Menurut investor Bill Miller IV, $60,000 adalah level kritis di mana pasar kemungkinan akan stabil, dengan "tangan lemah" akhirnya tersingkir.
Dua alasan kunci
Miller telah menunjukkan biaya produksi tunai untuk menciptakan setiap koin baru.
Jika harga pasar turun di bawah biaya untuk memproduksi aset, penambang mungkin terpaksa menghentikan rig mereka untuk menghentikan kerugian atau menahan koin mereka.
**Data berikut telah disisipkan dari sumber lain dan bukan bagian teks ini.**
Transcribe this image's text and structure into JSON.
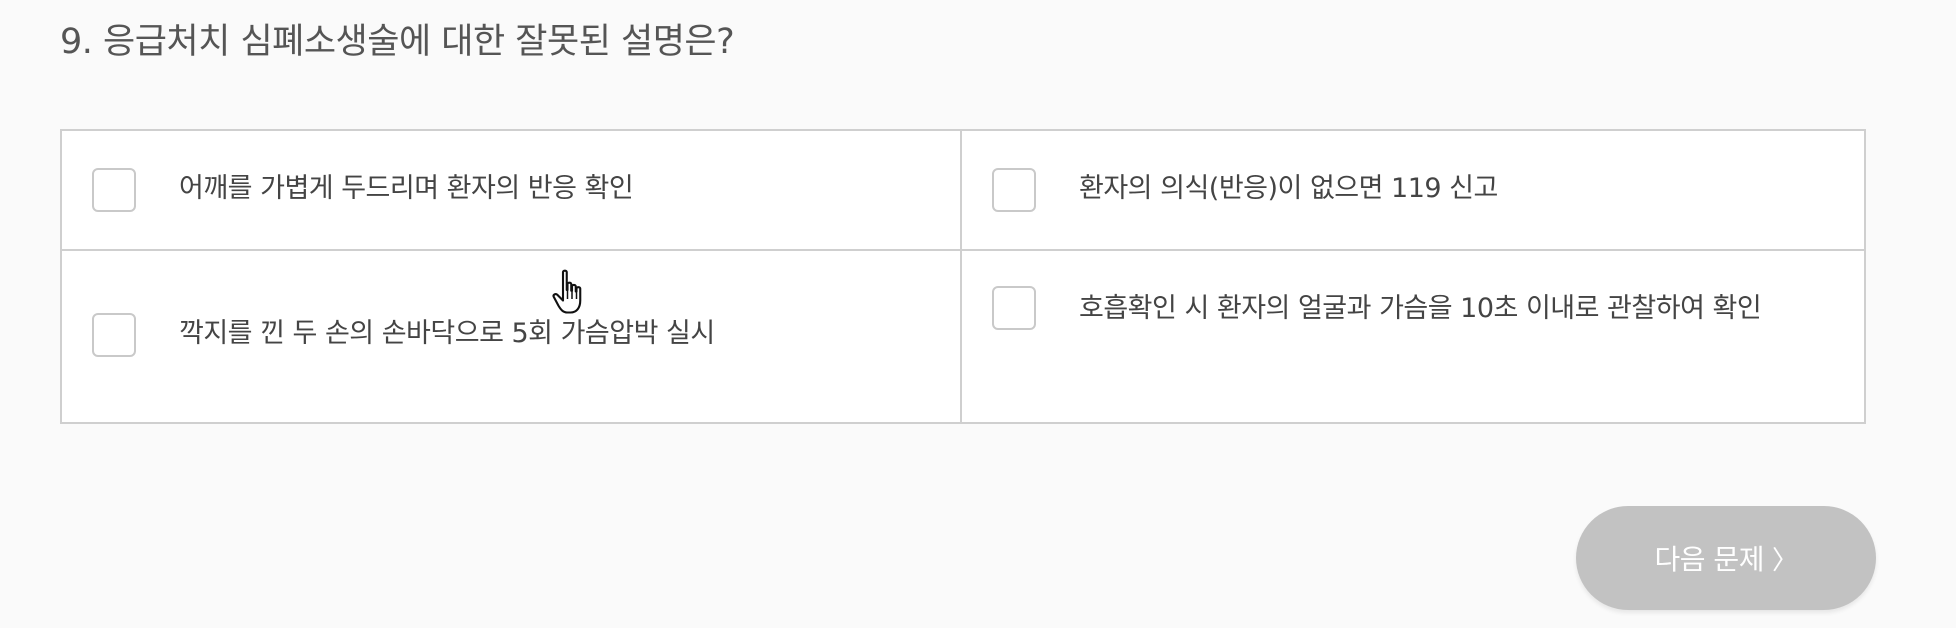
{
  "question": {
    "title": "9. 응급처치 심폐소생술에 대한 잘못된 설명은?"
  },
  "options": [
    {
      "label": "어깨를 가볍게 두드리며 환자의 반응 확인",
      "checked": false
    },
    {
      "label": "환자의 의식(반응)이 없으면 119 신고",
      "checked": false
    },
    {
      "label": "깍지를 낀 두 손의 손바닥으로 5회 가슴압박 실시",
      "checked": false
    },
    {
      "label": "호흡확인 시 환자의 얼굴과 가슴을 10초 이내로 관찰하여 확인",
      "checked": false
    }
  ],
  "next_button": {
    "label": "다음 문제",
    "chevron": "〉",
    "state": "disabled"
  },
  "icons": {
    "cursor": "hand-pointer-icon"
  },
  "colors": {
    "border": "#cfcfcf",
    "button_bg": "#c2c2c2",
    "title_text": "#555555"
  }
}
Terutama, seperti yang dilaporkan oleh U.Today, JPMorgan baru-baru ini memperkirakan bahwa harga Bitcoin saat ini diperdagangkan jauh di bawah biaya produksinya ($87,000). Ini jauh di atas estimasi Miller. Dalam sebuah pos terpisah, dia telah menjelaskan bahwa itu tidak termasuk penyusutan, yang berarti bahwa itu tidak mencakup jutaan dolar yang sudah dibelanjakan para penambang untuk membeli ASIC.
kartu
Miller juga mencatat bahwa $60,000 adalah tepat di mana persentase pasokan dalam kerugian melebihi persentase pasokan dalam keuntungan. Ini telah menjadi titik terendah pasar sebelumnya.
Apakah titik terendah sebenarnya dekat?
Jika sejarah adalah panduan, Bitcoin mungkin sebenarnya mendekati titik terendah yang besar.
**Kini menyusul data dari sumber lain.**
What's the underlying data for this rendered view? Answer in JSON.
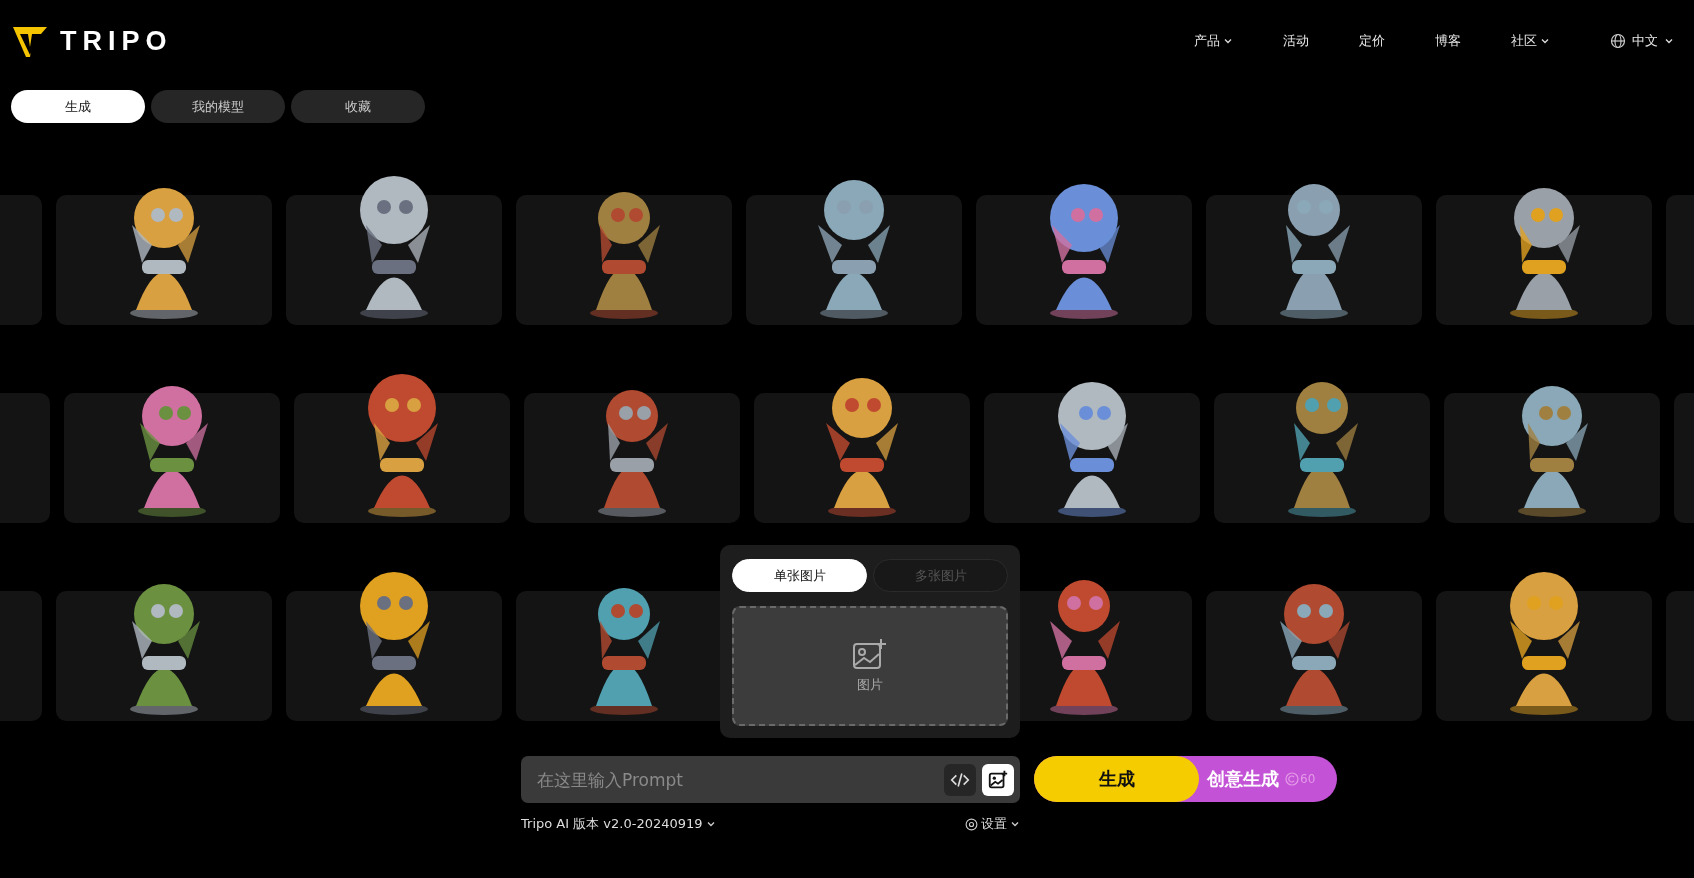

RSI 3D (indeks kekuatan relatif 3-hari), indikator momentum yang digunakan untuk mengukur apakah suatu aset "terlalu dibeli," saat ini berada di wilayah yang sangat terjual. Setiap kali ini terjadi, itu menandai akhir dari pasar beruang. Hanya ada empat kesempatan seperti itu sejauh ini. Misalnya, RSI yang mencapai zona yang disebutkan menandai titik terendah tepat dari crash 2018 (dekat $3,200).
Oleh karena itu, jika kali ini tidak berbeda, baik titik terendah sudah ada, atau itu akan terjadi dalam waktu sekitar 100 hari.